Questions 1.In the introduction part, the author presented the data about medical software failures. However, with the development of computer science and increased popularity of medical devices, is it possible that the increased recalls is due to the more many medical devices. For that case, I think the recalls will also increase. 2.Even if the medical devices have more safety and effectiveness, there is a possibility that if the medical devices down because of low power. It still also dangerous. 3.I’m confused about that why companies are less likely to perceive value from specification of requirements. According to my understanding, the companies are more likely to improve the effectiveness and safety under the driven by interests.

[samfrey99]

Reviewer: Sam Frey Review Type: Comprehension

Problem: Medical devices have potential to injure or even kill the person they are meant to help due to a simple software bug. This paper highlights how much more needs to be done to ensure the reliability of these systems.

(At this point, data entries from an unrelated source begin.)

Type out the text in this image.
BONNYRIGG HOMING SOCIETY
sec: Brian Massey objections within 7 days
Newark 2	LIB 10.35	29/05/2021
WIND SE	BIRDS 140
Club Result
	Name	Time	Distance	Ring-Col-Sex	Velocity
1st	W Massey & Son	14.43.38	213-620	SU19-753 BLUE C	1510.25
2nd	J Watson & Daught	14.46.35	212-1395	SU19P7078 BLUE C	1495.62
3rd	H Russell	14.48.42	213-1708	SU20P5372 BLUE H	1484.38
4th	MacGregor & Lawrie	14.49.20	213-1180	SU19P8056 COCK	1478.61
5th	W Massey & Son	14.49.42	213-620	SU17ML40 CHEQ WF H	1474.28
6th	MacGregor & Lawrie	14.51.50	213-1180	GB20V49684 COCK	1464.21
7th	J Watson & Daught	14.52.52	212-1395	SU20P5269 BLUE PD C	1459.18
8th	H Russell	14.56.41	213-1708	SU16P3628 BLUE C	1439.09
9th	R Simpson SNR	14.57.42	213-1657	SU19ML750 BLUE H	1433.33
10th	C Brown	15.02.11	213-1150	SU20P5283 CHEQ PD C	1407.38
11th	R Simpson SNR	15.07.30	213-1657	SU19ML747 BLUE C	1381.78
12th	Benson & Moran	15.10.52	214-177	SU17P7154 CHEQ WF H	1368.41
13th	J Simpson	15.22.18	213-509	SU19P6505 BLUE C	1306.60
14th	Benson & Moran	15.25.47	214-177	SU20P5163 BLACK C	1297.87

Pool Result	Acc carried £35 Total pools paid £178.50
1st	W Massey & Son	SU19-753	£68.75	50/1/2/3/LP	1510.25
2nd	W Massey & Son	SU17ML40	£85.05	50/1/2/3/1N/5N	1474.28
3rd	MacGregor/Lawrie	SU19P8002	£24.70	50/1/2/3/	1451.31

Contributions: The paper highlights specific techniques from various fields of engineering to make safety a priority in the development of medical devices. These include using strongly typed programming languages, taking a Systems-Engineering approach to the development lifecycle, and working to prevent and eliminate user error.

Questions:

1. Does a form of formal verification exist for medical devices? A platform for this may help eliminate software issues discussed in the paper.
2. Do companies assume that medical professionals know what to do and therefore skimp on error checking, are medical professionals assuming that the technology won't allow for mistakes like improper dosing, or is it a mix of the two issues?
3. The paper frequently refers to security as a low-probability, high-consequence risk but doesn't say what to do about it. How can we improve security as these devices continue to be connected to the internet?

[pcodes]

Reviewer: Pat Cody

Review Type: Critical Review

Problem Being Solved:

Software is increasingly being combined with medicine to create smart medical devices, but a failure in one of these devices is far worse than a smart fridge, as these devices can be the difference between saving or killing someone. Testing these devices is also difficult, as they might perform fine in a vacuum, but in practice they might behave incorrectly when in communication with other devices.

Main Contributions:

This paper highlights many of the technical issues that contribute to medical device software failure, ranging from a poor spec to poor software engineering techniques. It also discusses policy improvements, such as requiring better data collection and allowing for open research in the area, as opposed to the often-proprietary nature of medical research.

Questions:

• The paper authors discuss some frequent problems that happen at a technical level, but do they have any proposals for how to fix the software update problem? This is a frequent question in other areas of IoT, and seems even more relevant when we're dealing with devices that are responsible for people's lives.
• Do the authors have suggestions for how to improve interopability between devices? Requiring third-party review fixes the "poor testing" problem, but are there technical improvements that can be made to reduce compatibility problems?

Critiques:

• The policy suggestions were interesting, but I wish they had provided a little more background on the current state of medical policy.
• No mention of privacy, which seems like it would have been a great point to bring up given that it is both a technical and policy problem.